Zugleich nimmt die interdisziplinäre Ausrichtung der Forschung aber auch begründete Überlegungen insbesondere der Historischen Bildungsforschung auf, dass sich einem kontextuellen Verstehen nur durch eine Vielfalt von Perspektiven und Methoden genähert werden kann. Die traditionellen ideen-geschichtlichen Betrachtungen werden damit nicht überflüssig, bedürfen aber einer verstärkt mentalitäts- und sozialhistorischen Einbettung, die nicht einfach nur die Akteursperspektiven widerspiegelt.

Internationale Forschungsbibliothek

Eine optimale Voraussetzung für ihre Arbeit findet die Forschungsstelle in der ihr zugehörigen Fachbibliothek, die mit ihren derzeit etwa 5.000 Zeitschriften und Büchern in mehr als zehn Sprachen zugleich eine gute Möglichkeit zum Auf- und Ausbau auch internationaler Vernetzungen schafft.
Die Sammlung geht im Kern auf die Gelehrten-Bibliothek des 2008 verstorbenen Dr.
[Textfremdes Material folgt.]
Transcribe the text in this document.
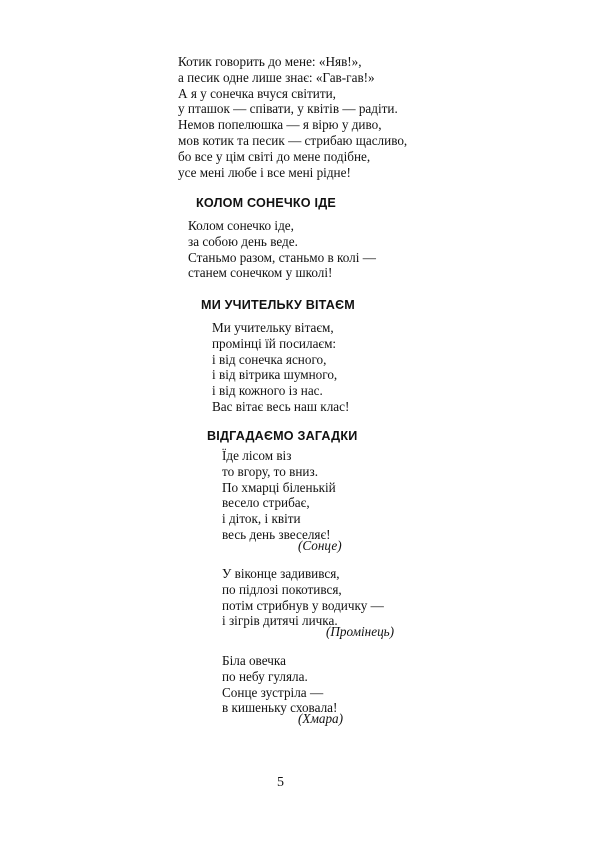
Котик говорить до мене: «Няв!»,
а песик одне лише знає: «Гав-гав!»
А я у сонечка вчуся світити,
у пташок — співати, у квітів — радіти.
Немов попелюшка — я вірю у диво,
мов котик та песик — стрибаю щасливо,
бо все у цім світі до мене подібне,
усе мені любе і все мені рідне!
КОЛОМ СОНЕЧКО ІДЕ
Колом сонечко іде,
за собою день веде.
Станьмо разом, станьмо в колі —
станем сонечком у школі!
МИ УЧИТЕЛЬКУ ВІТАЄМ
Ми учительку вітаєм,
промінці їй посилаєм:
і від сонечка ясного,
і від вітрика шумного,
і від кожного із нас.
Вас вітає весь наш клас!
ВІДГАДАЄМО ЗАГАДКИ
Їде лісом віз
то вгору, то вниз.
По хмарці біленькій
весело стрибає,
і діток, і квіти
весь день звеселяє!

(Сонце)

У віконце задивився,
по підлозі покотився,
потім стрибнув у водичку —
і зігрів дитячі личка.

(Промінець)

Біла овечка
по небу гуляла.
Сонце зустріла —
в кишеньку сховала!

(Хмара)

5
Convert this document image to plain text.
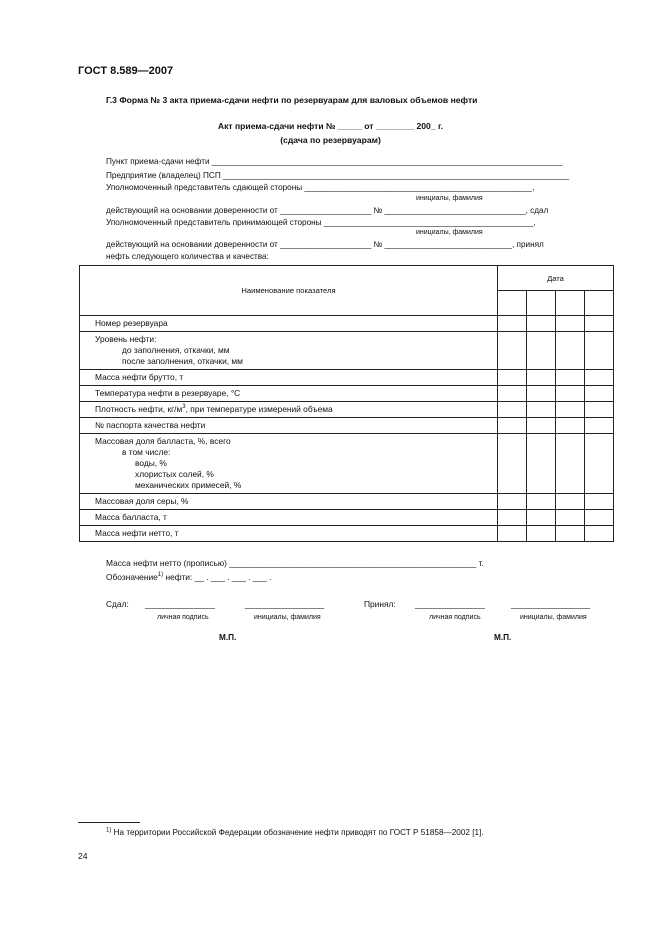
ГОСТ 8.589—2007
Г.3 Форма № 3 акта приема-сдачи нефти по резервуарам для валовых объемов нефти
Акт приема-сдачи нефти № _____ от ________ 200_ г.
(сдача по резервуарам)
Пункт приема-сдачи нефти _____________________________________________________________________________
Предприятие (владелец) ПСП ____________________________________________________________________________
Уполномоченный представитель сдающей стороны __________________________________________________,
инициалы, фамилия
действующий на основании доверенности от ____________________ № _______________________________, сдал
Уполномоченный представитель принимающей стороны ______________________________________________,
инициалы, фамилия
действующий на основании доверенности от ____________________ № ____________________________, принял
нефть следующего количества и качества:
Наименование показателя	Дата			

Номер резервуара				

Уровень нефти:
до заполнения, откачки, мм
после заполнения, откачки, мм				

Масса нефти брутто, т				
Температура нефти в резервуаре, °С				
Плотность нефти, $кг/м^3$, при температуре измерений объема				
№ паспорта качества нефти				

Массовая доля балласта, %, всего
в том числе:
воды, %
хлористых солей, %
механических примесей, %				

Массовая доля серы, %				
Масса балласта, т				
Масса нефти нетто, т				
Масса нефти нетто (прописью) _____________________________________________________ т.
Обозначение$^{1)}$ нефти: __ . ___ . ___ . ___ .
Сдал: _______________	_________________	Принял: _______________	_________________
личная подпись	инициалы, фамилия	личная подпись	инициалы, фамилия
М.П.	М.П.
$^{1)}$ На территории Российской Федерации обозначение нефти приводят по ГОСТ Р 51858—2002 [1].
24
Dr. h.c. Werner Korthaase aus Berlin zurück, aus dessen Nachlass nicht nur Bücher und Zeitschriften, sondern auch zahlreiche Archivalien und Ausstellungsstücke erworben werden konnten. Die Bestände zu erschließen und die wichtigsten Quellen und Forschungsbeiträge auch digital zur Verfügung zu stellen, wird eine der zukünftigen Hauptaufgaben der Forschungsstelle ausmachen.
Daneben wird sie aber auch eigene Publikationen zur Verfügung stellen, nicht nur Werkinterpretationen, sondern auch Übersetzungen und Rezensionen. Comenius hatte gefordert, alles menschliche Wissen auch tatsächlich allen Menschen zur Verfügung zu stellen; und dieser Forderung gilt es im Zeitalter digitaler Medien auf eine ganz neue Weise zu entsprechen. An der traditionellen Form des ›Buches‹, insofern es einen in sich durchtragenden Gedankengang nahelegt, soll bei allen Publikationen jedoch ausdrücklich festgehalten werden.

Kultur- und Öffentlichkeitsarbeit

Die Forschungsstelle weiß sich aber nicht nur der Wissenschaft, sondern auch dem kulturellen Erbe des Comenius verpflichtet; und so sucht sie nicht zuletzt auch den Austausch mit der interessierten Öffentlichkeit. Sicherlich können wir die Lösungen, die Comenius damals ersann, nicht einfach auf das 21. Jahrhundert überragen – waren diese doch schon zu seiner Zeit mehr als umstritten. Doch lassen sich an seinem Werk und Wirken zahlreiche Fragen aufwerfen, die bis heute durchaus nachdenkenswert sind.
Worin soll die Verbesserung des Menschen bestehen und wie wollen wir sie erreichen? Welche Rolle kann der Blick auf das ›Ganze‹ in einer Welt spielen, die sowohl durch Globalisierung als auch durch Individualisierung gekennzeichnet ist? Wie müssen Politiker, Kirchen und Wissenschaften gesamtgesellschaftlich zusammenarbeiten, um Toleranz und Frieden zu befördern? Was kann und darf die Schule in diesem Zusammenhang ›bewirken‹ wollen? Wie lässt sich die natürliche Entwicklung des Kindes mit dem Anspruch der Sachen vermitteln? Haben die ›Sachen‹ überhaupt einen Eigenwert oder sind sie nur beliebige Gegenstände unserer Verfügungsgewalt? Wo liegen die Chancen des im Anschluss an Comenius so häufig propagierten ›lebenslangen Lernens‹ in einer ›Welt als Schule‹ – und wo liegen möglicherweise die Grenzen? Macht denn beständiges Lernen allein die Kinder schon glücklich und die menschliche Gesellschaft besser? Und nicht zuletzt: Wieviel Erziehung und Unterricht dürfen wir unseren Kindern zumuten, wo es doch um ihre Freiheit geht – und wieviel müssen wir ihnen zumuten, wenn wir unsere Verantwortung gewissenhaft wahrnehmen möchten? Es sind nicht zuletzt diese gesamtgesellschaftlich relevanten Fragen, die anhand comenianischer Problemvorgaben beständig neu aufgeworfen und einer öffentlichen Diskussion zugänglich gemacht werden sollen.